Emily sat at her desk, paper littering the floor surrounding her small feet. She must have felt my eyes on her, for she looked
up from the paper she scrutinized and glanced at me. Consulting a small clock on her table, she cried, “Oh, Miranda, what
have I done with our time?” She smiled then, and I knew she felt her own time had been well spent. “A lady must always thank
a gentleman promptly,” she said. “Of course I needed DIAMOND-CUT language for your father. All this” — she poked the papered
floor with a disdainful slipper — “is merely GLASS, unfit for him.”

She ignored the cold tea and cut a big slice of honey cake as I stood to leave. She handed me the letter she had written to
Father.

“I know you had better company than me with Keats,” she said. “But let’s not invite him next week, Miranda. It will be we
two ONLY.”

After all that, her note to Father turned out to be only a line or two, in her fine flowering script.

My Dear Dr. Chase,

What Company I keep these days! First you send me Miranda, and then her Olympian Cousins do your bidding. The view from my
Window is far beyond Amherst now.

Your very indebted,

Emily E. Dickinson

At supper, Father skimmed this and handed it back. He seemed amused.

“She likes to keep a fellow on his toes, doesn’t she? But I do appreciate a woman who doesn’t gush and spew when she thanks
you.”

I decided not to tell him that she had used up two hours and a dozen sheets of paper on this little note.

Next week, as directed, I entered The Homestead by the stair hall door and started upstairs — but Emily was already there
on the landing.

“I thought I would introduce you to the rest of my house,” she explained. “It’s a good afternoon; EVERYONE is out.” She made
it sound as if she lived with a jostling crowd of housemates, even though I knew it was only the two sisters and their mother
at home. Emily’s father traveled often, and Austin, her older brother, lived nearby. But this was all I knew.

I expected a sort of tour with stories, the kind Miss Adelaide gave to visitors at York Stairs, but Emily led me straight
to the kitchen. This was square and sunny, with two windows on each side facing each other, like a ship’s hull. There were
cupboards, a marbled pastry table, hanging platters, and big pots of herbs. I had the sense of the place as a happy workroom.

“Here is my other refuge and domain,” Emily told me proudly. “This is where I create, and this is where I get angry. I’m very
good at BOTH.”

It surprised me that she should proclaim her anger as if it were a badge of honor. “What makes you angry, Emily?” I asked,
expecting to hear about the frustrations of cooking, a skill I had not mastered.

“Usually stupid people,” she replied. As my father had observed, Emily was someone to keep one on one’s toes.

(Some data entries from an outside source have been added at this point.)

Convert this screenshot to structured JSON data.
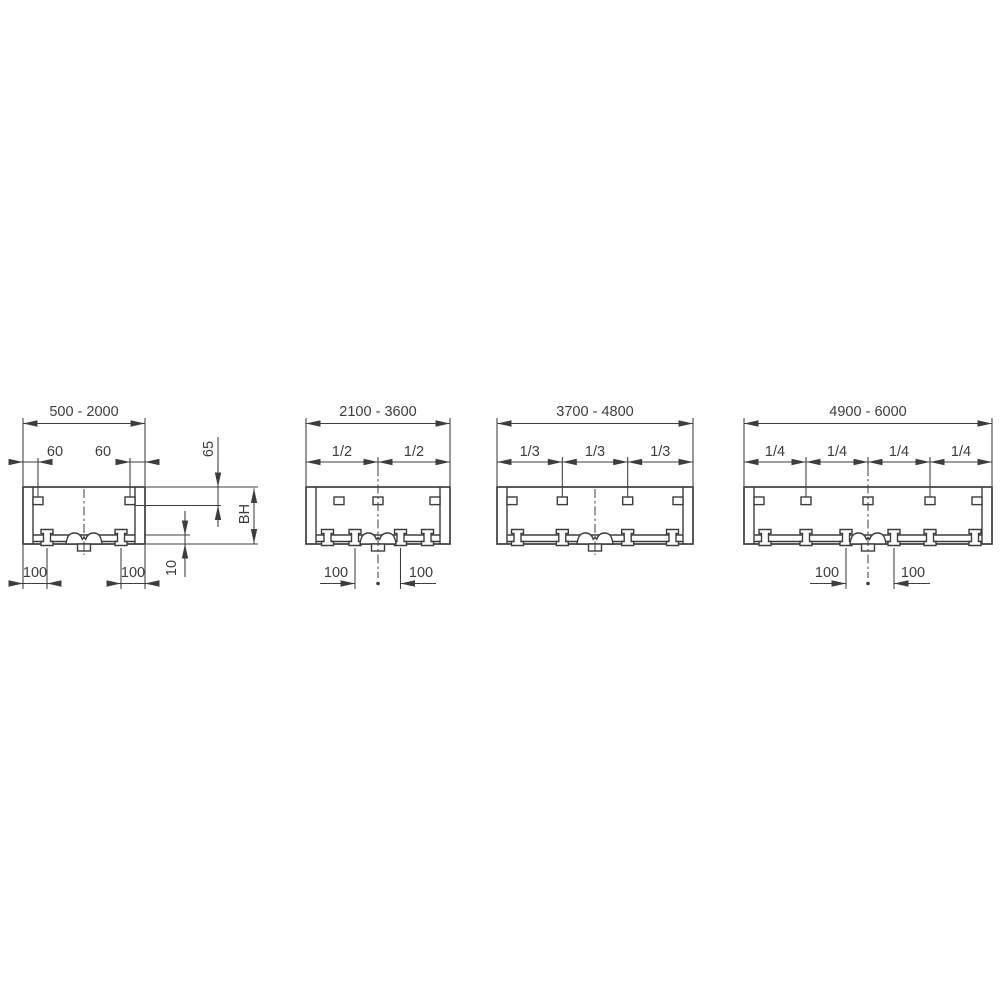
{
  "diagram": {
    "background_color": "#ffffff",
    "line_color": "#3d3d3d",
    "panels": [
      {
        "length_range": "500 - 2000",
        "edge_offset_left": "60",
        "edge_offset_right": "60",
        "height_top": "65",
        "height_label": "BH",
        "height_bottom": "10",
        "clamp_offset_left": "100",
        "clamp_offset_right": "100"
      },
      {
        "length_range": "2100 - 3600",
        "fractions": [
          "1/2",
          "1/2"
        ],
        "clamp_offset_left": "100",
        "clamp_offset_right": "100"
      },
      {
        "length_range": "3700 - 4800",
        "fractions": [
          "1/3",
          "1/3",
          "1/3"
        ]
      },
      {
        "length_range": "4900 - 6000",
        "fractions": [
          "1/4",
          "1/4",
          "1/4",
          "1/4"
        ],
        "clamp_offset_left": "100",
        "clamp_offset_right": "100"
      }
    ]
  }
}
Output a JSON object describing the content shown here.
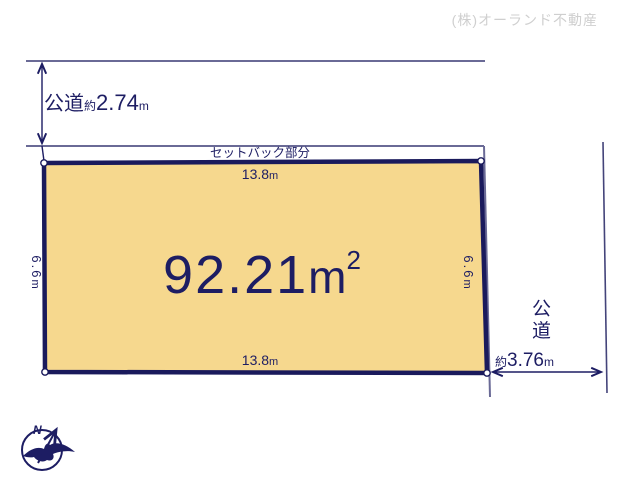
{
  "colors": {
    "navy": "#1D1D63",
    "plot_fill": "#F6D88E",
    "plot_stroke": "#1A1A5C",
    "thin_line": "#6A6A96",
    "road_line": "#44447A",
    "company_gray": "#CFCFCF"
  },
  "company_credit": "(株)オーランド不動産",
  "top_road": {
    "label": "公道",
    "approx_prefix": "約",
    "value": "2.74",
    "unit": "m"
  },
  "setback": {
    "label": "セットバック部分"
  },
  "plot": {
    "area": {
      "value": "92.21",
      "unit": "m",
      "exponent": "2"
    },
    "top_width": {
      "value": "13.8",
      "unit": "m"
    },
    "bottom_width": {
      "value": "13.8",
      "unit": "m"
    },
    "left_depth": {
      "value": "6.6",
      "unit": "m"
    },
    "right_depth": {
      "value": "6.6",
      "unit": "m"
    }
  },
  "right_road": {
    "label": "公道",
    "approx_prefix": "約",
    "value": "3.76",
    "unit": "m"
  },
  "compass": {
    "label": "N"
  }
}
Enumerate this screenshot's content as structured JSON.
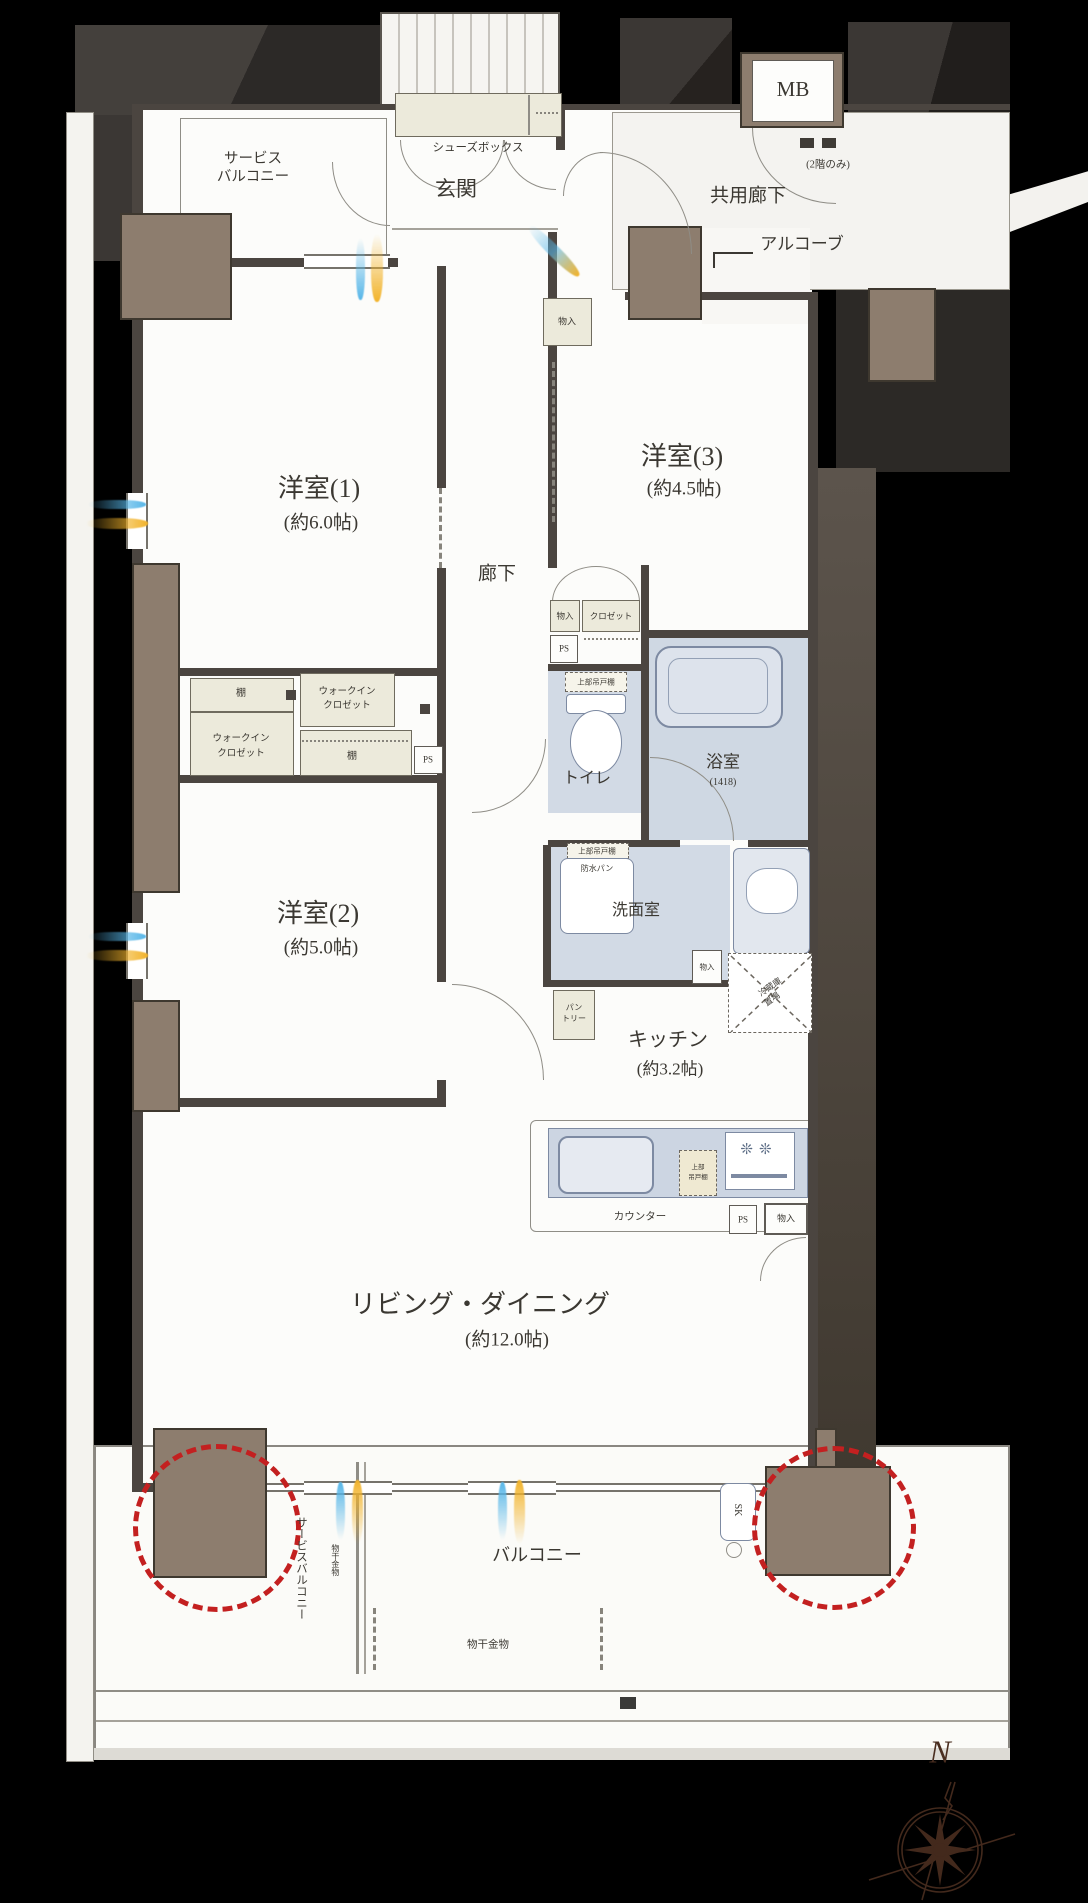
{
  "plan": {
    "common": {
      "mb": "MB",
      "second_floor_only": "(2階のみ)",
      "shared_corridor": "共用廊下",
      "alcove": "アルコーブ"
    },
    "entrance": {
      "name": "玄関",
      "shoe_box": "シューズボックス"
    },
    "rooms": {
      "bedroom1": {
        "name": "洋室(1)",
        "size": "(約6.0帖)"
      },
      "bedroom2": {
        "name": "洋室(2)",
        "size": "(約5.0帖)"
      },
      "bedroom3": {
        "name": "洋室(3)",
        "size": "(約4.5帖)"
      },
      "living": {
        "name": "リビング・ダイニング",
        "size": "(約12.0帖)"
      },
      "kitchen": {
        "name": "キッチン",
        "size": "(約3.2帖)"
      },
      "bath": {
        "name": "浴室",
        "size": "(1418)"
      },
      "toilet": {
        "name": "トイレ"
      },
      "washroom": {
        "name": "洗面室"
      },
      "hallway": {
        "name": "廊下"
      }
    },
    "storage": {
      "walk_in_closet_line1": "ウォークイン",
      "walk_in_closet_line2": "クロゼット",
      "closet": "クロゼット",
      "storage_small": "物入",
      "shelf": "棚",
      "pantry_line1": "パン",
      "pantry_line2": "トリー",
      "fridge_space_line1": "冷蔵庫",
      "fridge_space_line2": "置場",
      "upper_cabinet": "上部吊戸棚",
      "upper_cabinet_line1": "上部",
      "upper_cabinet_line2": "吊戸棚"
    },
    "fixtures": {
      "counter": "カウンター",
      "pipe_space": "PS",
      "slop_sink": "SK",
      "waterproof_pan": "防水パン"
    },
    "outdoor": {
      "balcony": "バルコニー",
      "service_balcony_line1": "サービス",
      "service_balcony_line2": "バルコニー",
      "service_balcony": "サービスバルコニー",
      "laundry_hardware": "物干金物"
    },
    "compass_north": "N"
  }
}
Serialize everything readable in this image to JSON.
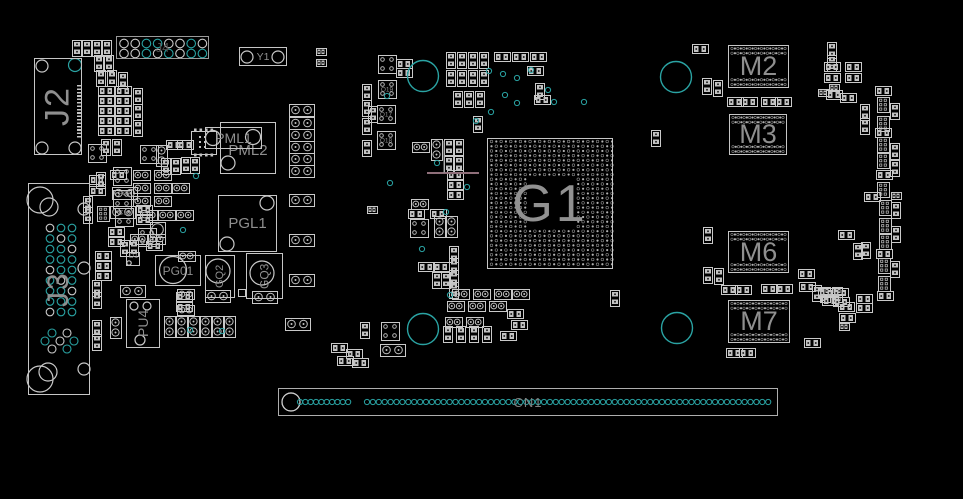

“Sometimes people’s cruelty angers me as well. Never events or things. I come here when I have anger to USE UP. Most women
weep or turn on those nearby — the innocent bystanders. But I make PASTRY instead!” She stroked the marble tabletop lovingly.
It was well used. She must get angry fairly often, I thought. Her solution seemed far more productive than pouting or crying
or shouting.

She moved to a corner of the kitchen. “The next best thing for anger is churning butter,” she said, gripping the thick wooden
handle and demonstrating. “If I find myself CHURNING in the middle of the night, I make butter!” Laughing, she replaced the
butter paddle. “I’m told you can hear me thumping away at midnight from the street, but I don’t mind. This way I’m famous
for my pastry and my butter, instead of my anger.”

I liked this approach. Perhaps when I was frustrated by something Lolly had said, or was bothered by upsetting events, I could
use the feelings in this way, rather than pretending they weren’t there.

Emily led me down the hall, passing several rooms. “I won’t bother to show you the dining room and the parlors,” she explained.
“I don’t use them anymore.” We stepped into a library that looked out onto Main Street. “This is the only other room I consider
even partly mine,” she declared.

If she felt any glimmer of ownership, she didn’t display it. Emily stood in the center of the cold, standoffish room, where
all the books were behind glass. She gazed about as if she were a guest or a stranger.